Show: $f_n \to f, a.e. \Rightarrow F_n(x) := \int_{(-\infty, x]}{f_n d\lambda^1} \to F_0$

Question

Let $(f_n)_{n\in \Bbb N_0} \subset \mathcal M_+(\mathcal B^1)$, so that $\forall n \in \Bbb N_0$, $\int_{\Bbb R}{f_n d\lambda^1} = 1$. For $n \in \Bbb N_0$ we define: $$F_n : \Bbb R \to [0,1]; \:\:\: F_n(x) := \int_{(-\infty, x]}{f_n d\lambda^1}$$

Now i have to show that: $$\lim_{n\to \infty}f_n = f_0, \:\:\: \lambda^1-a.e. \Rightarrow \forall x\in \Bbb R \lim_{n\to \infty} F_n(x) = F_0(x)$$

I also have to show whether the reverse direction is also true.

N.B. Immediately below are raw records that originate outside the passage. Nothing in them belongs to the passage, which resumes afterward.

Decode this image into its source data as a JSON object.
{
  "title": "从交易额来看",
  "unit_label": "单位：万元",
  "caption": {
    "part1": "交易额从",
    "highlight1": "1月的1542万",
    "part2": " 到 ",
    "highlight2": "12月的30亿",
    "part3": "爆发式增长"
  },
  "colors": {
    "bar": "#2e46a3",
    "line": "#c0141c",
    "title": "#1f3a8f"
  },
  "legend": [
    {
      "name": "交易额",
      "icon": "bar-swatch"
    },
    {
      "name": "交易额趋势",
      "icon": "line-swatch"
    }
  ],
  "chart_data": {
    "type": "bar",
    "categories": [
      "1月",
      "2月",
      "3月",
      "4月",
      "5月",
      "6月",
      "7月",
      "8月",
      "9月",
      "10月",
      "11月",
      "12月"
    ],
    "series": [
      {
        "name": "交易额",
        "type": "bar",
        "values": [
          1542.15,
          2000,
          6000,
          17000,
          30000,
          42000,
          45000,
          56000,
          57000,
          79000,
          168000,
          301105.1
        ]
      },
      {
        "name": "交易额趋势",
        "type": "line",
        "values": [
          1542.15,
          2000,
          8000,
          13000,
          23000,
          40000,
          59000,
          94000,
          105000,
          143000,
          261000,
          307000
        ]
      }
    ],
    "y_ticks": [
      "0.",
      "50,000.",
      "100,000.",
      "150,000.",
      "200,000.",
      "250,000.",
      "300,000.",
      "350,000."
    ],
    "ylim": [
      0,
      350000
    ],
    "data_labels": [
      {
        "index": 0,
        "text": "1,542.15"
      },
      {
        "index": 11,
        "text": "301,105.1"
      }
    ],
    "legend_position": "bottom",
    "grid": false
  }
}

Any ideas or tips on how to show these? Thanks in advance!

Answer 1

See the following answer for a generalisation of the dominated convergence theorem: https://math.stackexchange.com/a/2053719/27978.

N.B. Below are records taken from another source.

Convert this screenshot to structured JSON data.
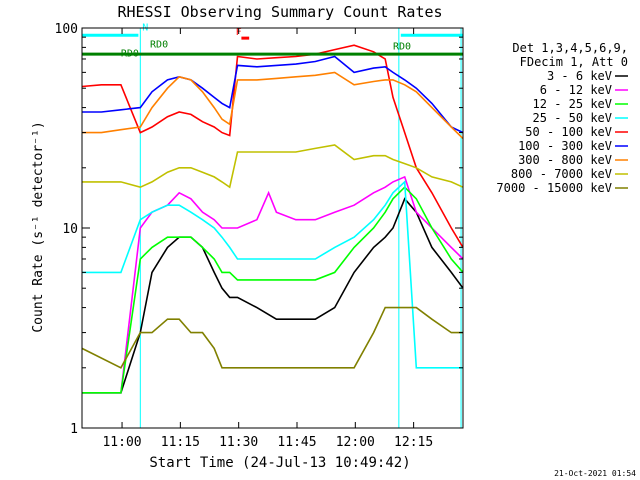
{
  "chart_data": {
    "type": "line",
    "title": "RHESSI Observing Summary Count Rates",
    "xlabel": "Start Time (24-Jul-13 10:49:42)",
    "ylabel": "Count Rate (s⁻¹ detector⁻¹)",
    "x_unit": "minutes since 10:49:42",
    "xlim": [
      0,
      98
    ],
    "ylim": [
      1,
      100
    ],
    "yscale": "log",
    "x_ticks": [
      {
        "label": "11:00",
        "value": 10.3
      },
      {
        "label": "11:15",
        "value": 25.3
      },
      {
        "label": "11:30",
        "value": 40.3
      },
      {
        "label": "11:45",
        "value": 55.3
      },
      {
        "label": "12:00",
        "value": 70.3
      },
      {
        "label": "12:15",
        "value": 85.3
      }
    ],
    "y_ticks": [
      {
        "label": "1",
        "value": 1
      },
      {
        "label": "10",
        "value": 10
      },
      {
        "label": "100",
        "value": 100
      }
    ],
    "legend_header": [
      "Det 1,3,4,5,6,9,",
      "FDecim 1, Att 0"
    ],
    "legend_position": "right",
    "grid": false,
    "series": [
      {
        "name": "3 - 6 keV",
        "color": "#000000",
        "x": [
          0,
          10,
          15,
          18,
          22,
          25,
          28,
          31,
          34,
          36,
          38,
          40,
          45,
          50,
          55,
          60,
          65,
          70,
          75,
          78,
          80,
          83,
          86,
          90,
          95,
          98
        ],
        "y": [
          1.5,
          1.5,
          3,
          6,
          8,
          9,
          9,
          8,
          6,
          5,
          4.5,
          4.5,
          4,
          3.5,
          3.5,
          3.5,
          4,
          6,
          8,
          9,
          10,
          14,
          12,
          8,
          6,
          5
        ]
      },
      {
        "name": "6 - 12 keV",
        "color": "#ff00ff",
        "x": [
          0,
          10,
          15,
          18,
          22,
          25,
          28,
          31,
          34,
          36,
          38,
          40,
          45,
          48,
          50,
          55,
          60,
          65,
          70,
          75,
          78,
          80,
          83,
          86,
          90,
          95,
          98
        ],
        "y": [
          1.5,
          1.5,
          10,
          12,
          13,
          15,
          14,
          12,
          11,
          10,
          10,
          10,
          11,
          15,
          12,
          11,
          11,
          12,
          13,
          15,
          16,
          17,
          18,
          12,
          10,
          8,
          7
        ]
      },
      {
        "name": "12 - 25 keV",
        "color": "#00ff00",
        "x": [
          0,
          10,
          15,
          18,
          22,
          25,
          28,
          31,
          34,
          36,
          38,
          40,
          45,
          50,
          55,
          60,
          65,
          70,
          75,
          78,
          80,
          83,
          86,
          90,
          95,
          98
        ],
        "y": [
          1.5,
          1.5,
          7,
          8,
          9,
          9,
          9,
          8,
          7,
          6,
          6,
          5.5,
          5.5,
          5.5,
          5.5,
          5.5,
          6,
          8,
          10,
          12,
          14,
          16,
          14,
          10,
          7,
          6
        ]
      },
      {
        "name": "25 - 50 keV",
        "color": "#00ffff",
        "x": [
          0,
          10,
          15,
          18,
          22,
          25,
          28,
          31,
          34,
          36,
          38,
          40,
          45,
          50,
          55,
          60,
          65,
          70,
          75,
          78,
          80,
          83,
          86,
          90,
          95,
          98
        ],
        "y": [
          6,
          6,
          11,
          12,
          13,
          13,
          12,
          11,
          10,
          9,
          8,
          7,
          7,
          7,
          7,
          7,
          8,
          9,
          11,
          13,
          15,
          17,
          2,
          2,
          2,
          2
        ]
      },
      {
        "name": "50 - 100 keV",
        "color": "#ff0000",
        "x": [
          0,
          5,
          10,
          15,
          18,
          22,
          25,
          28,
          31,
          34,
          36,
          38,
          40,
          45,
          50,
          55,
          60,
          65,
          70,
          75,
          78,
          80,
          83,
          86,
          90,
          95,
          98
        ],
        "y": [
          51,
          52,
          52,
          30,
          32,
          36,
          38,
          37,
          34,
          32,
          30,
          29,
          72,
          70,
          71,
          72,
          74,
          78,
          82,
          76,
          70,
          45,
          30,
          20,
          15,
          10,
          8
        ]
      },
      {
        "name": "100 - 300 keV",
        "color": "#0000ff",
        "x": [
          0,
          5,
          10,
          15,
          18,
          22,
          25,
          28,
          31,
          34,
          36,
          38,
          40,
          45,
          50,
          55,
          60,
          65,
          70,
          75,
          78,
          80,
          83,
          86,
          90,
          95,
          98
        ],
        "y": [
          38,
          38,
          39,
          40,
          48,
          55,
          57,
          55,
          50,
          45,
          42,
          40,
          65,
          64,
          65,
          66,
          68,
          72,
          60,
          63,
          64,
          60,
          55,
          50,
          42,
          32,
          30
        ]
      },
      {
        "name": "300 - 800 keV",
        "color": "#ff8000",
        "x": [
          0,
          5,
          10,
          15,
          18,
          22,
          25,
          28,
          31,
          34,
          36,
          38,
          40,
          45,
          50,
          55,
          60,
          65,
          70,
          75,
          78,
          80,
          83,
          86,
          90,
          95,
          98
        ],
        "y": [
          30,
          30,
          31,
          32,
          40,
          50,
          57,
          55,
          48,
          40,
          35,
          33,
          55,
          55,
          56,
          57,
          58,
          60,
          52,
          54,
          55,
          55,
          52,
          48,
          40,
          32,
          28
        ]
      },
      {
        "name": "800 - 7000 keV",
        "color": "#c0c000",
        "x": [
          0,
          5,
          10,
          15,
          18,
          22,
          25,
          28,
          31,
          34,
          36,
          38,
          40,
          45,
          50,
          55,
          60,
          65,
          70,
          75,
          78,
          80,
          83,
          86,
          90,
          95,
          98
        ],
        "y": [
          17,
          17,
          17,
          16,
          17,
          19,
          20,
          20,
          19,
          18,
          17,
          16,
          24,
          24,
          24,
          24,
          25,
          26,
          22,
          23,
          23,
          22,
          21,
          20,
          18,
          17,
          16
        ]
      },
      {
        "name": "7000 - 15000 keV",
        "color": "#808000",
        "x": [
          0,
          10,
          15,
          18,
          22,
          25,
          28,
          31,
          34,
          36,
          38,
          40,
          45,
          50,
          55,
          60,
          65,
          70,
          75,
          78,
          80,
          83,
          86,
          90,
          95,
          98
        ],
        "y": [
          2.5,
          2,
          3,
          3,
          3.5,
          3.5,
          3,
          3,
          2.5,
          2,
          2,
          2,
          2,
          2,
          2,
          2,
          2,
          2,
          3,
          4,
          4,
          4,
          4,
          3.5,
          3,
          3
        ]
      }
    ],
    "annotations": [
      {
        "text": "N",
        "color": "#00ffff",
        "x": 15.5,
        "y": 97
      },
      {
        "text": "RD0",
        "color": "#008000",
        "x": 17.5,
        "y": 80
      },
      {
        "text": "RD0",
        "color": "#008000",
        "x": 10,
        "y": 72
      },
      {
        "text": "F",
        "color": "#ff0000",
        "x": 39.5,
        "y": 92
      },
      {
        "text": "RD0",
        "color": "#008000",
        "x": 80,
        "y": 78
      }
    ],
    "state_bars": [
      {
        "name": "night",
        "color": "#00ffff",
        "x_from": 0,
        "x_to": 14.5,
        "y": 92
      },
      {
        "name": "night",
        "color": "#00ffff",
        "x_from": 82,
        "x_to": 98,
        "y": 92
      },
      {
        "name": "radiation-belt",
        "color": "#008000",
        "x_from": 0,
        "x_to": 98,
        "y": 74
      },
      {
        "name": "flare",
        "color": "#ff0000",
        "x_from": 41,
        "x_to": 43,
        "y": 89
      }
    ],
    "vertical_lines": [
      {
        "color": "#00ffff",
        "x": 15
      },
      {
        "color": "#00ffff",
        "x": 81.5
      },
      {
        "color": "#00ffff",
        "x": 97.5
      }
    ]
  },
  "footer": {
    "timestamp": "21-Oct-2021 01:54"
  }
}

Then fix $x$ and note that with $\phi_n = f_n \cdot 1_{(-\infty,x]}$, we have $\phi_n(x) \to \phi_0(x)$ ae. $x$, $0 \le\phi_n \le f_n$, $f_n(x) \to f_0(x)$ ae. $x$ and $\int f_n \to \int f_0$ (in fact, the integrals are all equal).

Then we can conclude from the above that $F_n(x) = \int \phi_n \to \int \phi_0 = F_0(x)$. Since $x$ was arbitrary, we are finished.